A paper originally published in Science in October 2009, claiming to show an association between the XMRV virus and chronic fatigue syndrome, was retracted by the journal.


Professor Simon Wessely, Head, Department of Psychological Medicine, Institute of Psychiatry, King’s College London , said:

“It comes as little surprise that this paper has been finally retracted. The results were simply too good to be true. CFS is a complex mulfactorial condition with fuzzy boundaries, and almost certainly does not represent any single entity any more that it is caused by any single agent. What is sad however is the degree of opprobrium hurled from some quarters at the scientists who correctly failed to replicate the original observation. This is not the kind of atmosphere that benefits science or patients.”

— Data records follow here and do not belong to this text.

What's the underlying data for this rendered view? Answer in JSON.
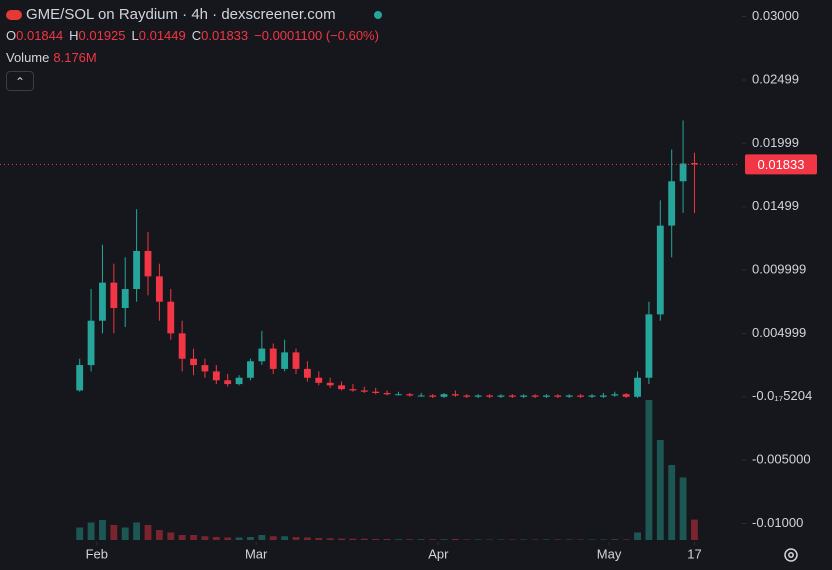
{
  "chart_data": {
    "type": "candlestick",
    "title": "GME/SOL on Raydium · 4h · dexscreener.com",
    "legend": {
      "o_label": "O",
      "open": "0.01844",
      "h_label": "H",
      "high": "0.01925",
      "l_label": "L",
      "low": "0.01449",
      "c_label": "C",
      "close": "0.01833",
      "change": "−0.0001100 (−0.60%)",
      "volume_label": "Volume",
      "volume": "8.176M"
    },
    "up_color": "#26a69a",
    "down_color": "#f23645",
    "categories": [
      null,
      null,
      null,
      null,
      null,
      null,
      null,
      null,
      null,
      null,
      null,
      null,
      null,
      null,
      null,
      null,
      null,
      null,
      null,
      null,
      null,
      null,
      null,
      null,
      null,
      null,
      null,
      null,
      null,
      null,
      null,
      null,
      null,
      null,
      null,
      null,
      null,
      null,
      null,
      null,
      null,
      null,
      null,
      null,
      null,
      null,
      null,
      null,
      null,
      null,
      null,
      null,
      null,
      null,
      null
    ],
    "open": [
      0.0005,
      0.0025,
      0.006,
      0.009,
      0.007,
      0.0085,
      0.0115,
      0.0095,
      0.0075,
      0.005,
      0.003,
      0.0025,
      0.002,
      0.0013,
      0.001,
      0.0015,
      0.0028,
      0.0038,
      0.0022,
      0.0035,
      0.0022,
      0.0015,
      0.0011,
      0.0009,
      0.0006,
      0.0005,
      0.0004,
      0.0003,
      0.0002,
      0.0002,
      0.0001,
      0.0001,
      0,
      0.0002,
      0.0001,
      0,
      0.0001,
      0,
      0.0001,
      0,
      0.0001,
      0,
      0.0001,
      0,
      0.0001,
      0,
      0,
      0.0001,
      0.0002,
      0,
      0.0015,
      0.0065,
      0.0135,
      0.017,
      0.01844
    ],
    "high": [
      0.003,
      0.0085,
      0.012,
      0.0105,
      0.011,
      0.0148,
      0.013,
      0.0105,
      0.0085,
      0.006,
      0.0038,
      0.003,
      0.0025,
      0.0018,
      0.0017,
      0.003,
      0.0052,
      0.0042,
      0.0045,
      0.0038,
      0.0028,
      0.002,
      0.0015,
      0.0012,
      0.001,
      0.0008,
      0.0007,
      0.0005,
      0.0004,
      0.0003,
      0.0003,
      0.0002,
      0.0003,
      0.0005,
      0.0002,
      0.0002,
      0.0002,
      0.0002,
      0.0002,
      0.0002,
      0.0002,
      0.0002,
      0.0002,
      0.0002,
      0.0002,
      0.0002,
      0.0003,
      0.0004,
      0.0003,
      0.002,
      0.0075,
      0.0155,
      0.0195,
      0.0218,
      0.01925
    ],
    "low": [
      0.0004,
      0.002,
      0.005,
      0.005,
      0.0055,
      0.0075,
      0.008,
      0.006,
      0.0045,
      0.002,
      0.0017,
      0.0015,
      0.001,
      0.0008,
      0.0009,
      0.0013,
      0.0025,
      0.0018,
      0.002,
      0.0018,
      0.0012,
      0.0009,
      0.0007,
      0.0005,
      0.0004,
      0.0003,
      0.0002,
      0.0001,
      0.0001,
      0,
      0,
      -0.0001,
      -0.0001,
      0,
      -0.0001,
      -0.0001,
      -0.0001,
      -0.0001,
      -0.0001,
      -0.0001,
      -0.0001,
      -0.0001,
      -0.0001,
      -0.0001,
      -0.0001,
      -0.0001,
      -0.0001,
      0,
      -0.0001,
      -0.0001,
      0.001,
      0.006,
      0.011,
      0.0145,
      0.01449
    ],
    "close": [
      0.0025,
      0.006,
      0.009,
      0.007,
      0.0085,
      0.0115,
      0.0095,
      0.0075,
      0.005,
      0.003,
      0.0025,
      0.002,
      0.0013,
      0.001,
      0.0015,
      0.0028,
      0.0038,
      0.0022,
      0.0035,
      0.0022,
      0.0015,
      0.0011,
      0.0009,
      0.0006,
      0.0005,
      0.0004,
      0.0003,
      0.0002,
      0.0002,
      0.0001,
      0.0001,
      0,
      0.0002,
      0.0001,
      0,
      0.0001,
      0,
      0.0001,
      0,
      0.0001,
      0,
      0.0001,
      0,
      0.0001,
      0,
      0.0001,
      0.0001,
      0.0002,
      0,
      0.0015,
      0.0065,
      0.0135,
      0.017,
      0.0184,
      0.01833
    ],
    "volume": [
      5,
      7,
      8,
      6,
      5,
      7,
      6,
      4,
      3,
      2,
      2,
      1.5,
      1.2,
      1,
      1,
      1.2,
      2,
      1.5,
      1.5,
      1.2,
      1,
      0.8,
      0.7,
      0.6,
      0.5,
      0.5,
      0.4,
      0.4,
      0.3,
      0.3,
      0.3,
      0.3,
      0.3,
      0.4,
      0.2,
      0.2,
      0.2,
      0.2,
      0.2,
      0.2,
      0.2,
      0.2,
      0.2,
      0.2,
      0.2,
      0.2,
      0.2,
      0.3,
      0.2,
      3,
      56,
      40,
      30,
      25,
      8.176
    ],
    "volume_lim": [
      0,
      60
    ],
    "xlim": [
      -7,
      58
    ],
    "xticks": [
      {
        "value": 1.5,
        "label": "Feb"
      },
      {
        "value": 15.5,
        "label": "Mar"
      },
      {
        "value": 31.5,
        "label": "Apr"
      },
      {
        "value": 46.5,
        "label": "May"
      },
      {
        "value": 54,
        "label": "17"
      }
    ],
    "ylim": [
      -0.0113,
      0.0313
    ],
    "yticks": [
      {
        "value": 0.03,
        "label": "0.03000"
      },
      0.02499,
      0.01999,
      0.01499,
      0.009999,
      0.004999,
      {
        "value": 0,
        "label": "-0.0₁₇5204"
      },
      {
        "value": -0.005,
        "label": "-0.005000"
      },
      {
        "value": -0.01,
        "label": "-0.01000"
      }
    ],
    "last_price": 0.01833
  }
}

Dr Jonathan Stoye, Head of Division of Virology, National Institute for Medical Research (NIMR) , said:

“This announcement of an editorial retraction is unfortunate but can come as no surprise. The writing has been on the wall for over a year, ever since the publication in Retrovirology of the group of papers suggesting that contamination could explain the original paper. With the publication of the Blood Working Group report in September, retraction was inevitable. It is important that a line be drawn under this experience and that the search for the real causative agent for this debilitating condition be resumed immediately.”

The retraction was published in the 23rd December 2011 issue of Science.